In both Trump's motion and in a Truth Social post by Trump, the defense pointed to what Chutkan said before sentencing Priola to 15 months in prison. Chutkan noted in her decision that she sentenced Priola to three months fewer than the Justice Department had sought. 

“I see the videotapes. I see the footage of the flags and the signs that people were carrying and the hats they were wearing and the garb. And the people who mobbed that Capitol were there in fealty, in loyalty, to one man,” Chutkan said. “It’s a blind loyalty to one person who, by the way, remains free to this day." 

Chutkan expanded upon her comments at those hearings, noting that both defendants had argued before their sentencing that they should not receive lengthy prison sentences while the “purported architects” remained free. 

“It is true Mr. Palmer — you have made a very good point, one that has been made before — that the people who exhorted you and encouraged you to go and take action and to fight have not been charged,” Chutkan said. “That is not this court’s position. I don’t charge anybody. I don’t negotiate plea offers. I don’t make charging decisions. I sentence people who have pleaded guilty or have been convicted.” 

Chutkan said very little about Trump in these comments, instead focusing more on the defendants before her and the actions they took that day. 
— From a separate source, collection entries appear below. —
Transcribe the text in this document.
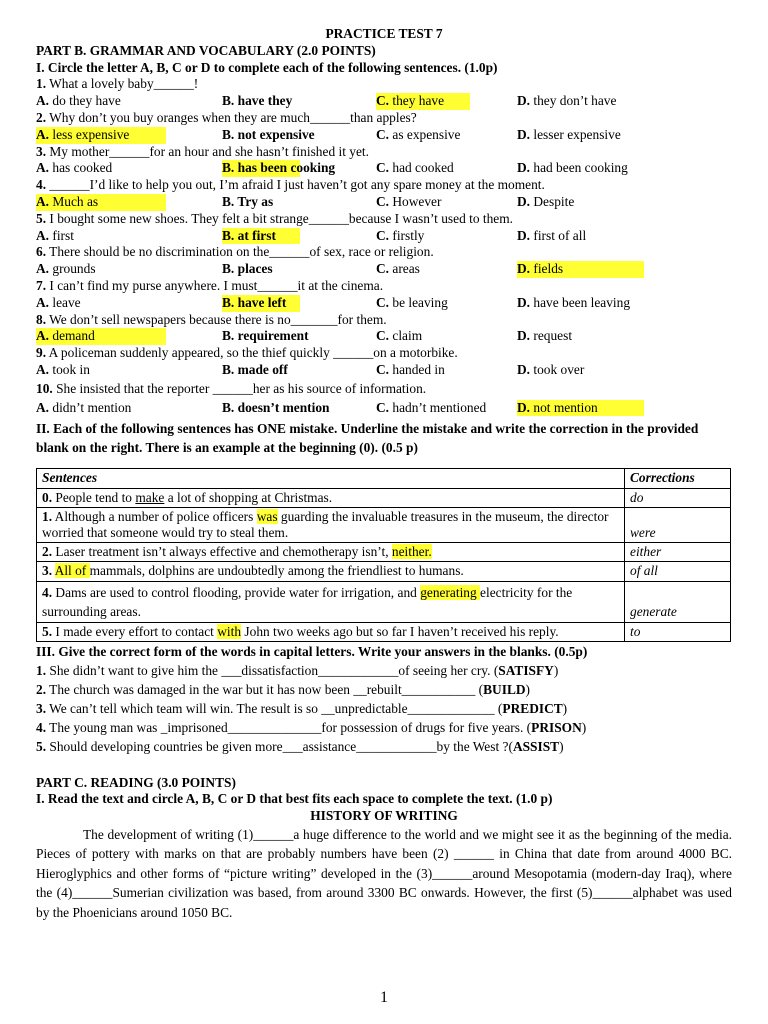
PRACTICE TEST 7
PART B. GRAMMAR AND VOCABULARY (2.0 POINTS)
I. Circle the letter A, B, C or D to complete each of the following sentences. (1.0p)
1. What a lovely baby______!
A. do they have	B. have they	C. they have	D. they don’t have
2. Why don’t you buy oranges when they are much______than apples?
A. less expensive	B. not expensive	C. as expensive	D. lesser expensive
3. My mother______for an hour and she hasn’t finished it yet.
A. has cooked	B. has been cooking	C. had cooked	D. had been cooking
4. ______I’d like to help you out, I’m afraid I just haven’t got any spare money at the moment.
A. Much as	B. Try as	C. However	D. Despite
5. I bought some new shoes. They felt a bit strange______because I wasn’t used to them.
A. first	B. at first	C. firstly	D. first of all
6. There should be no discrimination on the______of sex, race or religion.
A. grounds	B. places	C. areas	D. fields
7. I can’t find my purse anywhere. I must______it at the cinema.
A. leave	B. have left	C. be leaving	D. have been leaving
8. We don’t sell newspapers because there is no_______for them.
A. demand	B. requirement	C. claim	D. request
9. A policeman suddenly appeared, so the thief quickly ______on a motorbike.
A. took in	B. made off	C. handed in	D. took over
10. She insisted that the reporter ______her as his source of information.
A. didn’t mention	B. doesn’t mention	C. hadn’t mentioned D. not mention
II. Each of the following sentences has ONE mistake. Underline the mistake and write the correction in the provided blank on the right. There is an example at the beginning (0). (0.5 p)
Sentences	Corrections
0. People tend to make a lot of shopping at Christmas.	do
1. Although a number of police officers was guarding the invaluable treasures in the museum, the director worried that someone would try to steal them.	were
2. Laser treatment isn’t always effective and chemotherapy isn’t, neither.	either
3. All of mammals, dolphins are undoubtedly among the friendliest to humans.	of all
4. Dams are used to control flooding, provide water for irrigation, and generating electricity for the surrounding areas.	generate
5. I made every effort to contact with John two weeks ago but so far I haven’t received his reply.	to
III. Give the correct form of the words in capital letters. Write your answers in the blanks. (0.5p)
1. She didn’t want to give him the ___dissatisfaction____________of seeing her cry. (SATISFY)
2. The church was damaged in the war but it has now been __rebuilt___________ (BUILD)
3. We can’t tell which team will win. The result is so __unpredictable_____________ (PREDICT)
4. The young man was _imprisoned______________for possession of drugs for five years. (PRISON)
5. Should developing countries be given more___assistance____________by the West ?(ASSIST)
PART C. READING (3.0 POINTS)
I. Read the text and circle A, B, C or D that best fits each space to complete the text. (1.0 p)
HISTORY OF WRITING
The development of writing (1)______a huge difference to the world and we might see it as the beginning of the media. Pieces of pottery with marks on that are probably numbers have been (2) ______ in China that date from around 4000 BC. Hieroglyphics and other forms of “picture writing” developed in the (3)______around Mesopotamia (modern-day Iraq), where the (4)______Sumerian civilization was based, from around 3300 BC onwards. However, the first (5)______alphabet was used by the Phoenicians around 1050 BC.
1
Trump's attempt was already unlikely to succeed, considering the similarities in his case to the government’s prosecution of President Richard Nixon’s aides following the Watergate scandal during the 1970s.

At that time, H.R. Haldeman, Nixon’s chief of staff, had asked for a new judge over statements made during the trial of a co-conspirator. 

U.S. District Judge John Sirica, a Dwight D. Eisenhower appointee, noted that the Watergate scheme was “terrible,” and he was “sure this conspiracy has cost society millions of dollars … . You cannot close your eyes to these things.” 

The D.C. Circuit ruled that the comments were “judicial acts” and that the standard for a disabling prejudice to warrant recusal “cannot be extracted from dignified though persistent judicial efforts to bring everyone responsible for Watergate to book.” 

Trump has suggested his legal team may file a removal request to move his case out of Washington — where 93% of voters went for President Joe Biden while only 5% voted for Trump. In West Virginia, however, Trump secured 68% of the vote, making the likelihood of finding a friendlier jury higher.

However, that motion is also likely dead on arrival, as the Sixth Amendment requires a trial to take place in the “district wherein the crime shall have been committed.”